Wat als [eiser] het opgedragen bewijs niet levert?
4.18
Als [eiser] echter geen bewijs levert van de afspraak dat Tiny House voor het bedrag van € 38.500,- een ‘kant-en-klaar’ huisje zou (op)leveren, zal de rechtbank de vorderingen van [eiser] afwijzen. In dat geval hoefde Tiny House namelijk geen ‘kant-en-klaar’ huisje op te leveren met keuken, toilet, douche en verwarming en komt niet vast te staan dat Tiny House tekort is geschoten in haar opleveringsverplichting.
4.19
Dat het huisje op 26 januari 2023 (alsnog) niet aan de gemaakte afspraken voldeed, heeft [eiser] niet voldoende duidelijk gemaakt. [eiser] voert weliswaar aan dat er geen stopcontacten in het huisje zaten en de bedrading nog loshing, maar dat is niet genoeg. De offerte vermeldt op dit punt dat Tiny House stroomdraden en stopcontacten zou aanleggen. Uit de overgelegde foto’s maakt de rechtbank op dat de bedrading was aangelegd. Ook heeft Tiny House ter zitting gewezen op een foto van het huisje waarop een stopcontact is te zien. In het licht daarvan was het aan [eiser] concreet te maken waarom het huisje alsnog niet aan de offerte voldeed. Die toelichting ontbreekt.
4.2
[eiser] had de oplevering van het huisje in dit geval dus ook niet (geheel) mogen weigeren. Daarnaast staat vast dat [eiser] ná controle en vóór het vervoer van het huisje het laatste deel van (oorspronkelijk) overeengekomen prijs zou betalen. Ook moest [eiser] – als gezegd (zie ook r.o. 4.12) – nog een extra bedrag van € 3.725,- aan Tiny House betalen voor het langer maken van de trailer (meerwerk). Deze bedragen heeft [eiser] niet aan Tiny House betaald. Dat brengt mee dat Tiny House de (feitelijke) levering van het huisje ook mocht opschorten (art. 6:262 BW). Daardoor is (juist) [eiser] in verzuim is geraakt (art. 6:59 BW) en kon Tiny House niet in verzuim raken (art. 6:61 BW).
4.21
Kortom, in het geval [eiser] geen bewijs levert van de ‘kant-en-klaar’-afspraak, is niet voldaan aan de wettelijke vereisten voor ontbinding van de overeenkomst (zie r.o. 4.1).
4.22
De rechtbank gaat tot slot niet mee in de suggestie van [eiser] dat Tiny House de overeenkomst zelf heeft ontbonden, althans in de ontbinding heeft berust. Weliswaar heeft Tiny House het huisje te koop gezet en aan een derde verkocht, maar dat maakt nog niet dat zij niet (langer) in staat is een huisje aan [eiser] te leveren dat voldoet aan de overeenkomst. [naam 2] verklaarde ter zitting nadrukkelijk dat Tiny House het huisje nog altijd kan leveren. Uit de (proces)houding van Tiny House blijkt ook dat Tiny House juist niet in de ontbinding van de overeenkomst berust.
4.23
Als [eiser] het opgedragen bewijs niet levert, is de overeenkomst tussen partijen dus niet ontbonden. Dat betekent dat de overeenkomst – met alle (wederzijdse) rechten en verplichtingen – in dat geval nog steeds geldt.

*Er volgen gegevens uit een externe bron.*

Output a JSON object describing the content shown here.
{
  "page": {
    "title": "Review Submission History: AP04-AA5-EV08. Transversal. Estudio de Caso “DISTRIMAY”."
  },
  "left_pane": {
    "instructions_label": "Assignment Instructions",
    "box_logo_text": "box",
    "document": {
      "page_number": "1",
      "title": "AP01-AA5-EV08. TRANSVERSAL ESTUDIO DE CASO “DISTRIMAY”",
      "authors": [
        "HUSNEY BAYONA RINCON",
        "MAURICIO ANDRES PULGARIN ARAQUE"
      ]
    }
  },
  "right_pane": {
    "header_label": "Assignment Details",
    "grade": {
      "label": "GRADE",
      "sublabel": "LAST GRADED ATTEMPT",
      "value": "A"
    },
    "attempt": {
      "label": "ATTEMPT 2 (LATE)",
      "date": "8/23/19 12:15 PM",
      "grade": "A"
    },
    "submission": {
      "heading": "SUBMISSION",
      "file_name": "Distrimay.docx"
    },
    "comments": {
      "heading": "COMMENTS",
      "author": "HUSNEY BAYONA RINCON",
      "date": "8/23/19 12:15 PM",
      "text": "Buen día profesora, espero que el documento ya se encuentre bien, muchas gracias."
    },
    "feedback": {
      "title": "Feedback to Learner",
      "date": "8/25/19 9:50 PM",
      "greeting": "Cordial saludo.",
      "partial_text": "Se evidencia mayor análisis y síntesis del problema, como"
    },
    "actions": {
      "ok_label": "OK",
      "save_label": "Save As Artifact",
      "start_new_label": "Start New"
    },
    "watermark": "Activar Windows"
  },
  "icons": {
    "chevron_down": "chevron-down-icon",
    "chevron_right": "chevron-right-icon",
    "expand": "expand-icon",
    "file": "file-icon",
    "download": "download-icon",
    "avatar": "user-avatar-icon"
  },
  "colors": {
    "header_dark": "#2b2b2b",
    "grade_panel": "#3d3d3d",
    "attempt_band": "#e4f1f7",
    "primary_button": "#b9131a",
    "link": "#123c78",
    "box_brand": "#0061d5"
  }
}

Voornemen: alle verhoren op dezelfde dag
4.24
Wanneer [eiser] bewijs wil leveren door het horen van getuigen, staat het Tiny House vrij om (als tegenbewijs) ook getuigen te horen (de zogenaamde contra-enquête) (art. 168 Rv). Gelet op de inhoud van de bewijsopdracht kan de rechtbank zich voorstellen dat het aantal getuigen dat daarover kan verklaren beperkt zal zijn. Daarom heeft de rechtbank het voornemen het getuigenverhoor en een eventueel tegenverhoor (contra-enquête) op dezelfde dag te laten plaatsvinden. Partijen mogen zich over dit voornemen uitlaten (zie 5.5 van de beslissing).
4.25
Daarbij merkt de rechtbank op dat Tiny House wel een advocaat nodig heeft om zich hierover te kunnen uitlaten. Ook heeft zij een advocaat nodig voor een (eventueel) verzoek aan de rechtbank om zelf (in contra-enquête) getuigen te horen. De rechtbank vindt het belangrijk dit te vermelden, omdat de advocaat van Tiny House zich heeft onttrokken en Tiny House tot op heden geen nieuwe advocaat heeft gesteld.

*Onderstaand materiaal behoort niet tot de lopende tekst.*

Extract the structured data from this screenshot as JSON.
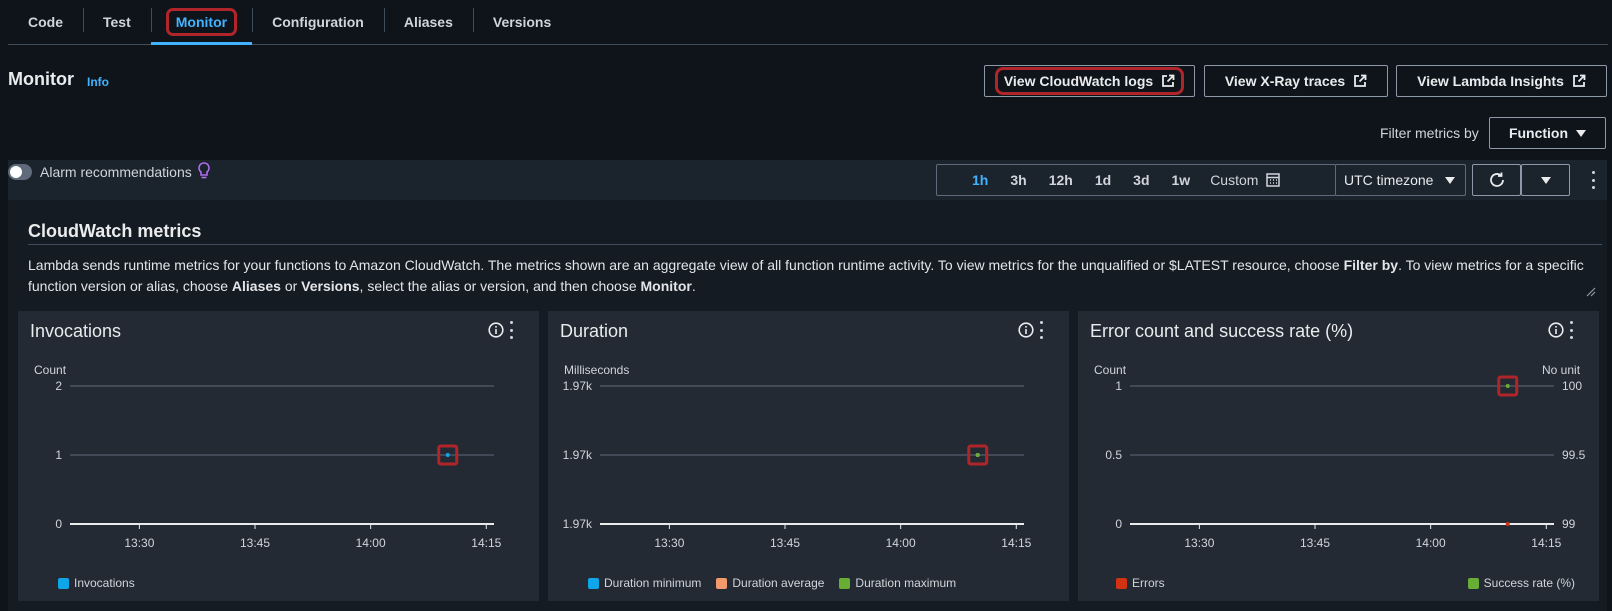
{
  "tabs": [
    "Code",
    "Test",
    "Monitor",
    "Configuration",
    "Aliases",
    "Versions"
  ],
  "header": {
    "title": "Monitor",
    "info": "Info"
  },
  "actions": {
    "cloudwatch_logs": "View CloudWatch logs",
    "xray_traces": "View X-Ray traces",
    "lambda_insights": "View Lambda Insights"
  },
  "filter": {
    "label": "Filter metrics by",
    "value": "Function"
  },
  "alarm": {
    "label": "Alarm recommendations",
    "enabled": false
  },
  "time_ranges": [
    "1h",
    "3h",
    "12h",
    "1d",
    "3d",
    "1w"
  ],
  "selected_range": "1h",
  "custom_label": "Custom",
  "timezone": "UTC timezone",
  "section": {
    "title": "CloudWatch metrics",
    "desc": {
      "p1": "Lambda sends runtime metrics for your functions to Amazon CloudWatch. The metrics shown are an aggregate view of all function runtime activity. To view metrics for the unqualified or $LATEST resource, choose ",
      "b1": "Filter by",
      "p2": ". To view metrics for a specific function version or alias, choose ",
      "b2": "Aliases",
      "p3": " or ",
      "b3": "Versions",
      "p4": ", select the alias or version, and then choose ",
      "b4": "Monitor",
      "p5": "."
    }
  },
  "colors": {
    "invocations": "#0ea5e9",
    "duration_min": "#0ea5e9",
    "duration_avg": "#f0996a",
    "duration_max": "#69ae34",
    "errors": "#d13212",
    "success": "#69ae34",
    "highlight": "#b0252a"
  },
  "cards": [
    {
      "title": "Invocations",
      "ylabel": "Count",
      "chart_data": {
        "type": "line",
        "x_ticks": [
          "13:30",
          "13:45",
          "14:00",
          "14:15"
        ],
        "y_ticks": [
          "2",
          "1",
          "0"
        ],
        "ylim": [
          0,
          2
        ],
        "series": [
          {
            "name": "Invocations",
            "x": [
              "14:10"
            ],
            "values": [
              1
            ]
          }
        ]
      }
    },
    {
      "title": "Duration",
      "ylabel": "Milliseconds",
      "chart_data": {
        "type": "line",
        "x_ticks": [
          "13:30",
          "13:45",
          "14:00",
          "14:15"
        ],
        "y_ticks": [
          "1.97k",
          "1.97k",
          "1.97k"
        ],
        "series": [
          {
            "name": "Duration minimum",
            "x": [
              "14:10"
            ],
            "values": [
              1970
            ]
          },
          {
            "name": "Duration average",
            "x": [
              "14:10"
            ],
            "values": [
              1970
            ]
          },
          {
            "name": "Duration maximum",
            "x": [
              "14:10"
            ],
            "values": [
              1970
            ]
          }
        ]
      }
    },
    {
      "title": "Error count and success rate (%)",
      "ylabel": "Count",
      "ylabel_right": "No unit",
      "chart_data": {
        "type": "line",
        "x_ticks": [
          "13:30",
          "13:45",
          "14:00",
          "14:15"
        ],
        "y_ticks": [
          "1",
          "0.5",
          "0"
        ],
        "y2_ticks": [
          "100",
          "99.5",
          "99"
        ],
        "ylim": [
          0,
          1
        ],
        "y2lim": [
          99,
          100
        ],
        "series": [
          {
            "name": "Errors",
            "x": [
              "14:10"
            ],
            "values": [
              0
            ]
          },
          {
            "name": "Success rate (%)",
            "x": [
              "14:10"
            ],
            "values": [
              100
            ],
            "axis": "right"
          }
        ]
      }
    }
  ]
}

Aanhouding overige beslissingen
4.26
In afwachting van de bewijslevering houdt de rechtbank alle overige beslissingen aan.

5.De beslissing

De rechtbank
5.1
draagt [eiser] B.V. op te bewijzen dat op of omstreeks 14 december 2022 de heer [naam 1] en de heer [naam 2] mondeling hebben afgesproken dat Tiny House Nederland B.V. voor de prijs van € 38.500,- een tiny house aan [eiser] B.V. zou opleveren compleet met inrichting in de zin van toilet, douche, verwarming en keuken,
5.2
bepaalt dat de zaak weer op de rol zal komen van woensdag 29 november 2023 voor uitlating door [eiser] B.V. of zij bewijs wil leveren door het overleggen van bewijsstukken, door het horen van getuigen en/of door een ander bewijsmiddel,
5.3
bepaalt dat, als [eiser] B.V. geen bewijs door het horen van getuigen wil leveren maar wel bewijsstukken wil overleggen, zij die stukken dan direct (op 29 november 2023) in het geding moet brengen,
5.4
bepaalt dat, als [eiser] B.V. getuigen wil laten horen, [eiser] B.V. de getuigen en de verhinderdagen van de partijen en hun advocaten in de maanden december 2023 tot en met maart 2023 dan direct (op 29 november 2023) moet opgeven, waarna dag en uur van het getuigenverhoor zullen worden bepaald,
5.5
bepaalt dat partijen zich op de rol van woensdag 29 november 2023 moeten uitlaten over het voornemen van de rechtbank om het getuigenverhoor (enquête) en een eventueel tegenverhoor (contra-enquête) op dezelfde dag te laten plaatsvinden,
5.6
bepaalt dat het getuigenverhoor zal plaatsvinden op de zitting van een nog aan te wijzen rechter van deze rechtbank, in het gerechtsgebouw te Breda, Stationslaan 10,
5.7
bepaalt dat alle partijen uiterlijk twee weken voor het eerste getuigenverhoor alle beschikbare bewijsstukken aan de rechtbank en de wederpartij moeten toesturen,
5.8
houdt iedere verdere beslissing aan.
Dit vonnis is gewezen door mr. De Vlieger en in het openbaar uitgesproken op 15 november 2023.